Светлый фон

Так «Баязид» становится самой безысходной расиновской трагедией. В «Андромахе» свет брезжил из великого, героического и идеального прошлого. В «Британике» был возможен прорыв вширь, прочь от проклятых дворцовых стен. Герои «Береники» внутри себя, в самом средоточии своей душевной жизни находили силы, чтобы очиститься и преобразиться ценой самоопределения. Но в сладкую духоту султанского сераля живительная влага благодати не и потому в «Баязиде» от природной скверны спасения нет нигде и ни для кого. Если «Береника» дальше всех пьес Расина отстояла от янсенистского сурового взгляда на человеческую природу, на исход всех попыток борьбы с ней собственными, человеческими силами, то «Баязид» едва ли не самым прямым и беспощадным образом янсенистские воззрения воплощал и подтверждал.

Странно только, что Расин вновь обращается к ним именно теперь, когда он на вершине мирского успеха, признания и славы. Но у внутренней жизни человека свои законы, свои пути, не всегда совпадающие со внешними обстоятельствами его судьбы. Без сомнения, мудрость пор-рояльских наставников в душу Расина была впечатана глубоко и дремала там до поры до времени. Можно только гадать, какой толчок вернул Расина к настроениям ранней юности. Но что поворот этот произошел (пусть пока на краткий миг), «Баязид» свидетельствует со всей определенностью.

Встречен был «Баязид» рукоплесканиями столь громкими, что можно было не заботиться о том, единодушны ли они. Конечно, хулители находятся, а похвалы иной раз имеют кисло-сладкий привкус. «Корнелисты» остаются верны идеалам своей молодости и своему кумиру при всех условиях, вопреки очевидности и даже собственному чутью; так, впрочем, и бывают по большей части с идеалами и кумирами юности. Маркиза де Севинье, еще не видев пьесы, заранее предубеждена против нее; посмотрев же, сначала не может скрыть, что впечатление было сильное, но вскоре берет себя в руки, все достоинства спектакля приписывает игре Шанмеле (кого играла Шанмеле, Роксану или Аталиду, доподлинно неизвестно – своего Лагранжа у Бургундского отеля не было; известно только, что автор и актриса долго колебались в выборе), и окончательное ее суждение, которое она сообщает дочери с очередной почтой, таково: «Я хотела бы послать вам Шанмеле, чтобы подогреть немного ваши впечатления от пьесы. Баязид – персонаж совершенно ледяной; нравы турков дурно схвачены, эти люди не придают такого значения женитьбе; развязка совсем не подготовлена – нельзя понять причин такой ужасной бойни.

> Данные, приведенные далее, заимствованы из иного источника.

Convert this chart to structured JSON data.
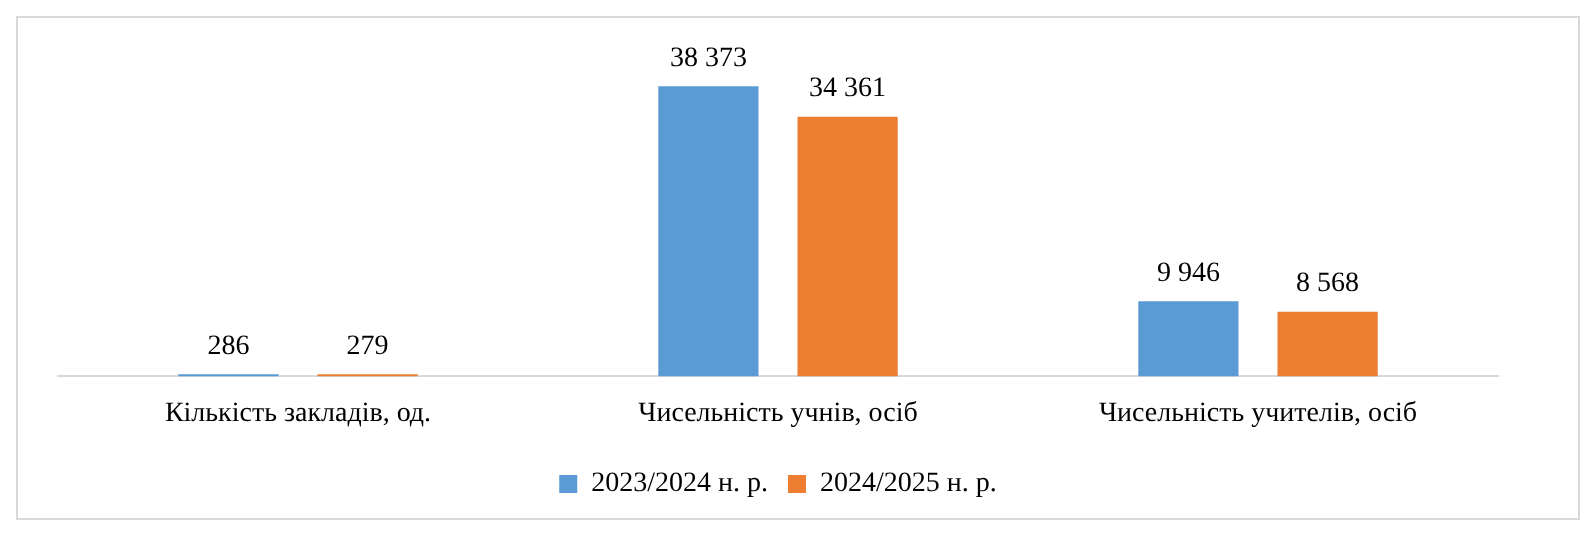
{
  "chart_data": {
    "type": "bar",
    "categories": [
      "Кількість закладів, од.",
      "Чисельність учнів, осіб",
      "Чисельність учителів, осіб"
    ],
    "series": [
      {
        "name": "2023/2024 н. р.",
        "color": "#5b9bd5",
        "values": [
          286,
          38373,
          9946
        ]
      },
      {
        "name": "2024/2025 н. р.",
        "color": "#ed7d31",
        "values": [
          279,
          34361,
          8568
        ]
      }
    ],
    "data_labels": true,
    "legend": "bottom",
    "grid": false
  }
}
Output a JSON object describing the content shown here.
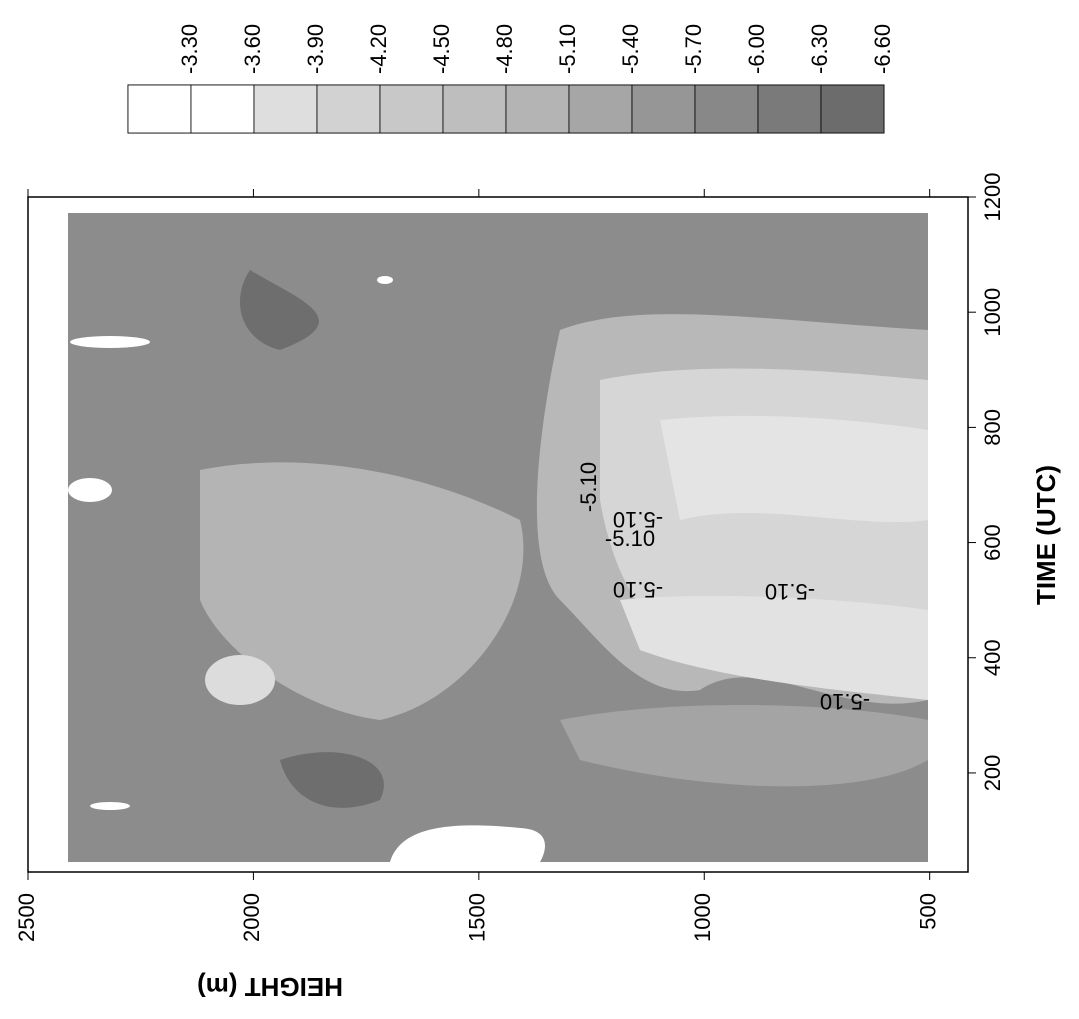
{
  "chart_data": {
    "type": "contour",
    "x_label": "HEIGHT (m)",
    "y_label": "TIME (UTC)",
    "xlim": [
      2500,
      415
    ],
    "xticks": [
      2500,
      2000,
      1500,
      1000,
      500
    ],
    "ylim": [
      28,
      1200
    ],
    "yticks": [
      1200,
      1000,
      800,
      600,
      400,
      200
    ],
    "colorbar": {
      "levels": [
        "-3.30",
        "-3.60",
        "-3.90",
        "-4.20",
        "-4.50",
        "-4.80",
        "-5.10",
        "-5.40",
        "-5.70",
        "-6.00",
        "-6.30",
        "-6.60"
      ],
      "colors": [
        "#ffffff",
        "#ffffff",
        "#dedede",
        "#d2d2d2",
        "#c8c8c8",
        "#bebebe",
        "#b4b4b4",
        "#a6a6a6",
        "#969696",
        "#888888",
        "#7a7a7a",
        "#6c6c6c"
      ]
    },
    "contour_labels": [
      "-5.10",
      "-5.10",
      "-5.10",
      "-5.10",
      "-5.10",
      "-5.10"
    ]
  }
}
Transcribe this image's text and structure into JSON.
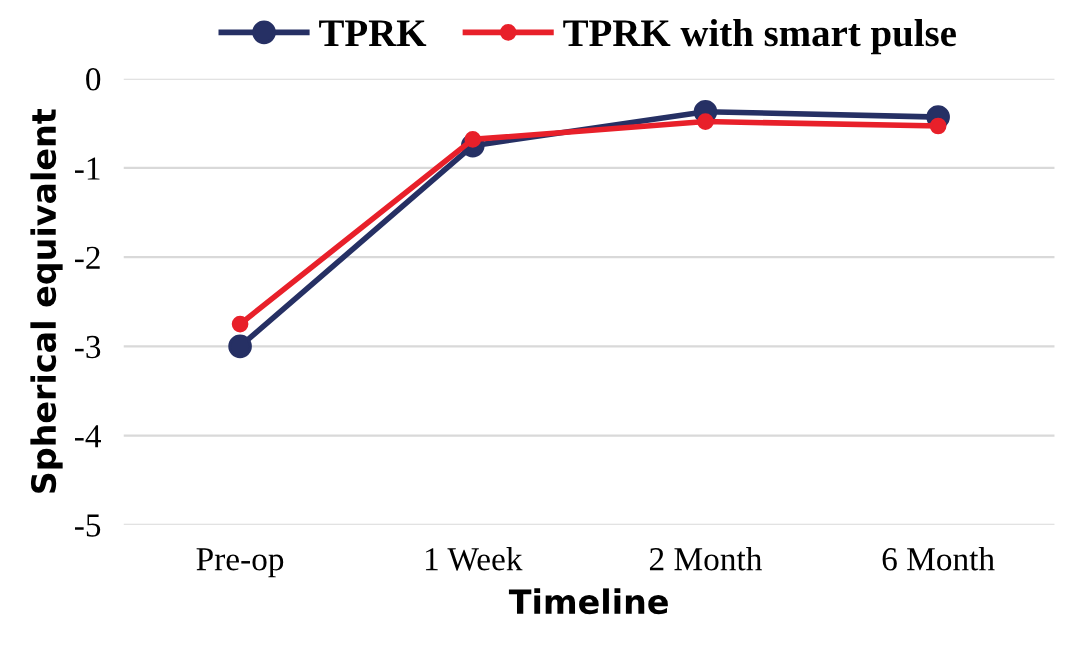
{
  "chart_data": {
    "type": "line",
    "xlabel": "Timeline",
    "ylabel": "Spherical equivalent",
    "categories": [
      "Pre-op",
      "1 Week",
      "2 Month",
      "6 Month"
    ],
    "series": [
      {
        "name": "TPRK",
        "color": "#263064",
        "values": [
          -3.0,
          -0.75,
          -0.37,
          -0.43
        ]
      },
      {
        "name": "TPRK with smart pulse",
        "color": "#e8202a",
        "values": [
          -2.75,
          -0.68,
          -0.48,
          -0.53
        ]
      }
    ],
    "ylim": [
      -5,
      0
    ],
    "yticks": [
      -5,
      -4,
      -3,
      -2,
      -1,
      0
    ],
    "grid": "y",
    "legend": "top",
    "marker": "circle"
  }
}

При всем том, в пьесе есть места приятные, но ничего подлинно прекрасного, ничего возвышающего, ничего похожего на те тирады Корнеля, которые бросают нас в трепет. Дочь моя, остережемся сравнивать с ним Расина, будем всегда чувствовать разницу; в сочинениях этого последнего есть места слабые и вялые, и дальше "Андромахи" он никогда не пойдет; "Баязид" много ниже, по мнению многих – и по моему тоже, если позволительно ссылаться на саму себя. Расин пишет свои пьесы для Шанмеле, а не для грядущих веков. Утрать он молодость, остынь его страсть – и его будет не узнать. Итак, да здравствует наш старый друг Корнель! Простим ему неудачные строки ради тех божественных, возвышенных красот, которые так нас восхищают: в них сказывается мастер, и они неподражаемы. Депрео в своем приговоре еще суровей, чем я; одним словом, это хороший вкус; придерживайтесь его».